A comunicação digital embebe hoje toda a experiência social. Trabalho, família, política, negócios
ou intimidade. A omnipresença das TIC fez da internet o lugar-comum da experiência
contemporânea, o que fez da comunicação multimédia um tema-chave e um ponto de vista
privilegiado quando se pensa a educação. Tendo em conta a nova equação educativa acima
enunciada (a forma como o conhecimento se produz e circula mudou radicalmente e a aprendizagem
ao longo da vida tornou-se imperativa para todos os ramos de atividade), a necessidade de
acompanhar todas as inovações tecnológicas em curso começou a pressionar a própria forma de
ensinar e aprender nos moldes convencionais. A “internet das coisas” atingiu também os sistemas de
ensino, como já tinha feito com outros sectores. Assiste-se ao despontar de uma geração que já
nasceu imersa na mediação digital, os nativos digitais ou millenials, a ser ensinada por uma geração
de migrantes digitais, aqueles que adotam a nova linguagem comunicacional como uma segunda
língua, o que é muito diferente de dominar a língua materna.
Um desajustamento que, mutatis mutandis, dirigiu os sistemas de ensino superior para os caminhos
da digitalização, que são agora uma tendência generalizada. As IES (instituições de ensino superior)

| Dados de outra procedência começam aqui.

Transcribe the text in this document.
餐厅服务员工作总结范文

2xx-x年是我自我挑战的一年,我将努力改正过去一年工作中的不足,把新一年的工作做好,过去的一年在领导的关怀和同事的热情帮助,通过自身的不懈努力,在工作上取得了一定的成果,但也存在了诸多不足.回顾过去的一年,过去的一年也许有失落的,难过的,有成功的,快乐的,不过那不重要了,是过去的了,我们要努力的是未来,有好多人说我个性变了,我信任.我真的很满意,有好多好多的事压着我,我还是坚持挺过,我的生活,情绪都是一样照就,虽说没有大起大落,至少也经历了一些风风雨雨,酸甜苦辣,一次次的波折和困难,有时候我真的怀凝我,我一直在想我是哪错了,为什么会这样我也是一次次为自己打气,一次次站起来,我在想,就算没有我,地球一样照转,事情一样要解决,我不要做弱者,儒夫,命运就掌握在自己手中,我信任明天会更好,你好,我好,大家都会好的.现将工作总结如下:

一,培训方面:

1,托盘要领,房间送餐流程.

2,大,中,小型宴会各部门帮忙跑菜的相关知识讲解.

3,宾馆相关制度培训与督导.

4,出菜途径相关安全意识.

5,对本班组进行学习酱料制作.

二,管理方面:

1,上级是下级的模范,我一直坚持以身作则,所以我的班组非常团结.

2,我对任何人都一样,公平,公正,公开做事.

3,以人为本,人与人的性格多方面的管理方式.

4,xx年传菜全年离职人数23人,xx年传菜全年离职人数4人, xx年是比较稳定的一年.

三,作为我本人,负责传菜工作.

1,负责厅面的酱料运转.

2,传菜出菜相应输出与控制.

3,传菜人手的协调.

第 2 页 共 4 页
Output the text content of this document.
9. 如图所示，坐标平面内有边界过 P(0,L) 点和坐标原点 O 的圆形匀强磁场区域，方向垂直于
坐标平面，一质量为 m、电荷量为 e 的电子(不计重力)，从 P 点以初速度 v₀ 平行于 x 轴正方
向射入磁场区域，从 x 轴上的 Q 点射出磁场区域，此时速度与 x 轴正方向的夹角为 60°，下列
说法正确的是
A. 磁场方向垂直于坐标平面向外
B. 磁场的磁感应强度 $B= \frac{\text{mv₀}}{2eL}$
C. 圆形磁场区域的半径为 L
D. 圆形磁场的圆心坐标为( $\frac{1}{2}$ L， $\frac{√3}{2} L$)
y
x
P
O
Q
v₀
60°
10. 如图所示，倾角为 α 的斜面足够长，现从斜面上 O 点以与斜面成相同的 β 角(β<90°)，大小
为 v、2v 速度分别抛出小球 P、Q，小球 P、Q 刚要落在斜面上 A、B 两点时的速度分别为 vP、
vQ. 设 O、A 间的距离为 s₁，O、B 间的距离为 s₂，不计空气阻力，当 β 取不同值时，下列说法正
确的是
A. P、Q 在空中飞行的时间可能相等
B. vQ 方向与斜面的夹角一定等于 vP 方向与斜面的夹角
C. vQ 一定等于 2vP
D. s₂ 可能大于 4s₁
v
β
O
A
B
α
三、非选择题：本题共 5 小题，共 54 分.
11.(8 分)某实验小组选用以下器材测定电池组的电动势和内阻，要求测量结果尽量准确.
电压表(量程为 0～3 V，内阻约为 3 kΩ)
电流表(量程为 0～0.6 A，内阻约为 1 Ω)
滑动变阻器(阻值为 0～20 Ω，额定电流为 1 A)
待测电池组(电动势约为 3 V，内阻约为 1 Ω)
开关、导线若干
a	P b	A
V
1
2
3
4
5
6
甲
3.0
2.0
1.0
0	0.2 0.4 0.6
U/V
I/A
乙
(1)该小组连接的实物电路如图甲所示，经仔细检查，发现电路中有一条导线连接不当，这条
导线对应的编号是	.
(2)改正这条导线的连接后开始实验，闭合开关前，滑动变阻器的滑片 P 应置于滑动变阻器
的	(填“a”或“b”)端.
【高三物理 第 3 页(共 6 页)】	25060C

começaram a apostar em estratégias de e.learning (ensino a distância mediado pela internet), por
forma a melhorarem a flexibilidade da sua oferta educativa para um público em crescimento
(GAEBEL et al, 2014). A “fome” de ensino pós-secundário está a aumentar de forma impressionante
no planeta, devido à pressão demográfica e aos novos desafios do mercado de trabalho, que exigem
competências tão novas que nem existiam há apenas uma década atrás. A massificação do ensino
superior é, pois, uma realidade inexorável (OCDE, 2013), que introduziu importantes mudanças nas
formas de ensinar e aprender no novo século, empurrando-o para uma abertura pedida pelas
circunstâncias.
No paradigma digital hipertextualidade, interatividade e multimedialidade caracterizam uma “cultura
da convergência” (JENKINS, 2008), “wikinómica” (TAPSCOTT E WILLIAMS, 2007) em que o
remix, o trabalho com os pares, a ação global, a colaboração em massa, a abertura e a partilha são
comportamentos generalizados. A palavra-chave? Participação. O cidadão do século XXI, imerso
na mediação tecnológica, quer fazer cada vez mais coisas online, entre elas aprender. Quer envolver-
se, comentar, exprimir-se e, sobretudo, participar. Um conjunto de verbos que trazem para primeiro
plano a competência digital (e a falta dela) e o ideal de “fazer parte da conversa” do que se passa no
mundo.
Este estar ligado como imperativo social é já um dado adquirido pela generalidade das Ciências
Humanas, mas mais recentemente comprovado pelos especialistas das neurociências. Daniel
Goleman (2006) defende que somos concebidos para conectar, o cérebro humano é, na sua
essência, sociável. Algumas descobertas recentes, como a célula fusiforme (um tipo de neurónio
exclusivamente humano que guia as nossas decisões sociais) ou os neurónios-espelho (que nos
preparam quase instantaneamente para reagir ao comportamento do outro) levam-no a defender a
tese de que “o cérebro social representa o único sistema biológico do nosso corpo que nos sintoniza
continuamente com o estado interior da pessoa com quem estamos (…) Estas novas descobertas
10
revelam que os relacionamentos têm, para nós, um impacto subtil mas poderoso e permanente”
(GOLEMAN, 2006: 21).
Nada é mais “íntimo” ao paradigma digital do que a conexão. Estar conectado é estar a participar de
algo. A internet contemporânea é uma questão de verbos: publicar (ou “postar”), reagir (ou “likar”,
gostar), responder, comentar, comunicar, informar, denunciar, intrigar, mas sobretudo participar. A
cultura da participação provocou um empoderamento do utilizador verdadeiramente
extraordinário.
O que se aplica especialmente à chamada “geração net” que se constitui pela primeira vez na História
como mais sábia que a geração anterior no que respeita ao ambiente digital - em que nasce e cresce.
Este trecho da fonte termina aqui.